Hierdie artikel het ten doel om ondersoek in te stel na Philo se begrip van die heelal en veral die vier basiese elemente soos dit deur die Griekse filosowe geleer is. Dit het verder ten doel om vas te stel tot watter mate hierdie denke sy beskrywing van die God van Israel se wêreld, waarbinne die Moses-vertelling ontvou, beïnvloed het. Gegewe die feit dat Philo ’n teoloog par excellence is, kan die vraag gevra word of Philo se benadering nader is aan wat ’n mens ’n ‘teologiese kosmologie’ kan noem, of eerder nader aan ’n ‘kosmologiese teologie’ is?
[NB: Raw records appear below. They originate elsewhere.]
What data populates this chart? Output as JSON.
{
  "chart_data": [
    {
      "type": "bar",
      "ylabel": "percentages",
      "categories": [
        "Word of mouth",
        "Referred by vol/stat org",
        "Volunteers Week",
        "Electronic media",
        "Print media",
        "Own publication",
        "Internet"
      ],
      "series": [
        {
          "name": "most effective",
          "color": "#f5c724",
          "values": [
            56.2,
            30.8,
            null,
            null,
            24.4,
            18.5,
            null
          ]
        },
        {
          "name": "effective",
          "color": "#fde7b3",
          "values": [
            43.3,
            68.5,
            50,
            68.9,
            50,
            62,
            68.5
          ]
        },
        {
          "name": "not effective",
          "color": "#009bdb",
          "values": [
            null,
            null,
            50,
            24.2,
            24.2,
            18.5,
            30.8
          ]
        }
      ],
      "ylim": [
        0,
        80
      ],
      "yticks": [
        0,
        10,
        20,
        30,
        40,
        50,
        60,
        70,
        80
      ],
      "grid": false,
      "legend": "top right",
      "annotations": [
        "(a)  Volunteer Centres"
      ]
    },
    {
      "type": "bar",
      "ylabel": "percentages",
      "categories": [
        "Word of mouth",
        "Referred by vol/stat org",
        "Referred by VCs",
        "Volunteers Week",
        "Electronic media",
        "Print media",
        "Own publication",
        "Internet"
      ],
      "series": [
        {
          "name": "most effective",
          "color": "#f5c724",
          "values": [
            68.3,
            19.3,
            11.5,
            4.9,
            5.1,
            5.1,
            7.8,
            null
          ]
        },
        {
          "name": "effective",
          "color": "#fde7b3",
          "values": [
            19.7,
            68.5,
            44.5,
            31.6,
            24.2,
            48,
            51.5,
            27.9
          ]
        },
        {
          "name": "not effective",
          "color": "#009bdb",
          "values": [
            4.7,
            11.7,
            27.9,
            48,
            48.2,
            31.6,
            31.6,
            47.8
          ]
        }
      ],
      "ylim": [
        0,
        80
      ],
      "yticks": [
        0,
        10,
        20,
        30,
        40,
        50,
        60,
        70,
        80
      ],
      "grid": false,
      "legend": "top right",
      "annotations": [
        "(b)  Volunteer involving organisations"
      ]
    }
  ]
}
Na ’n kort oorsig oor Philo se neiging om die Joodse geskiedenis in die lig van die Griekse kosmologie te interpreteer, analiseer die artikel Philo se heelal soos dit gesimboliseer word in die hoëpriester se klere. Die τετρακτύς met sy 10 punte van harmonie is ’n sleutel tot Philo se simboliek en numerologie. Die artikel kom tot die gevolgtrekking dat Philo nie kosmologie per se in sy De Vita Mosis beskryf nie, maar eerder ’n teologie wat die kosmiese superioriteit en betrokkenheid van Israel se God skets teen die agtergrond van Griekse kosmologie soos dit deur Pythagoras se geometrie en numerologie sowel as deur Plato se filosofie beïnvloed is. In hierdie opsig is sy weergawe in die De Vita Mosis nader aan ’n kosmologiese teologie. Hy maak gebruik van die kosmologiese beeld van die Grieks-Hellenistiese wêreld ten einde die kragtige aard en eienskappe van Israel se God voor te stel en aan te bied.